In 1955, Johnny Faulk was a successful popular entertainer with a network radio program featuring his impersonations of the down-home Texas characters he invented (actually, a horrifying number of them were based on real people — in fact, he was related to several of the prototypes). He appeared on television quiz panels and hosted CBS’s morning program, being funny and folksy with pipe in hand.
In the insanity of the times, blacklisting had become an institutionalized protection racket. An outfit of professional commie-hunters called AWARE, Inc., run by a guy named Vincent Hartnett, was kept on retainer by the networks, major ad agencies, and big sponsors to vet performers for commie sympathies. The more “commies” they found doing anything from soap operas to soup commercials, the more money they made. This gave them quite a financial incentive to find “communist sympathizers.” Should a network or agency refuse to play along, Hartnett’s friend Laurence Johnson, a grocery magnate from upstate New York, would pull the sponsor’s products from his grocery shelves until they caved in. The American Legion would chip in with a boycott of the product, accusing Proctor and Gamble or whoever of being part of the plot to undermine America.

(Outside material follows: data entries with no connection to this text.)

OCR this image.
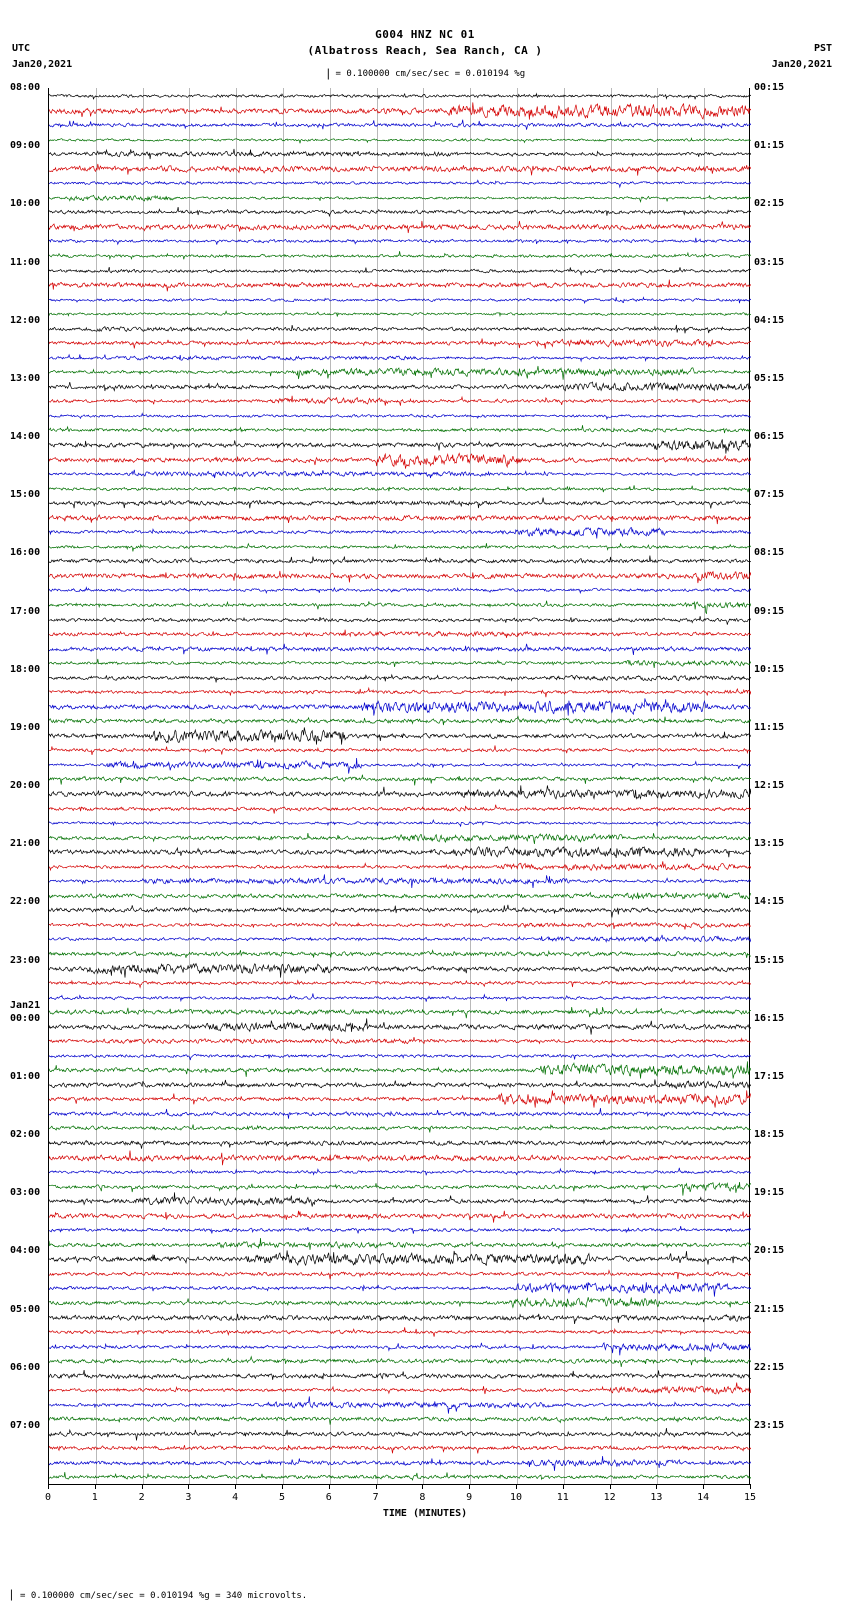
UTC
Jan20,2021
PST
Jan20,2021
G004 HNZ NC 01
(Albatross Reach, Sea Ranch, CA )
∣ = 0.100000 cm/sec/sec = 0.010194 %g
0	1	2	3	4	5	6	7	8	9	10	11	12	13	14	15
TIME (MINUTES)
08:00
09:00
10:00
11:00
12:00
13:00
14:00
15:00
16:00
17:00
18:00
19:00
20:00
21:00
22:00
23:00
00:00
01:00
02:00
03:00
04:00
05:00
06:00
07:00
Jan21
00:15
01:15
02:15
03:15
04:15
05:15
06:15
07:15
08:15
09:15
10:15
11:15
12:15
13:15
14:15
15:15
16:15
17:15
18:15
19:15
20:15
21:15
22:15
23:15
∣ = 0.100000 cm/sec/sec = 0.010194 %g = 340 microvolts.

Faulk and several other brave entertainers and journalists ran for union office on an anti-blacklisting platform and were elected overwhelmingly in September 1955. A month later Johnny was cited in AWARE’s bulletin “Red Channels” on seven counts that were either completely false or distorted crap. Johnson came to New York and went up and down Madison Avenue pressuring Johnny’s sponsors to drop his show. Some did and CBS eventually fired him even though his ratings were excellent.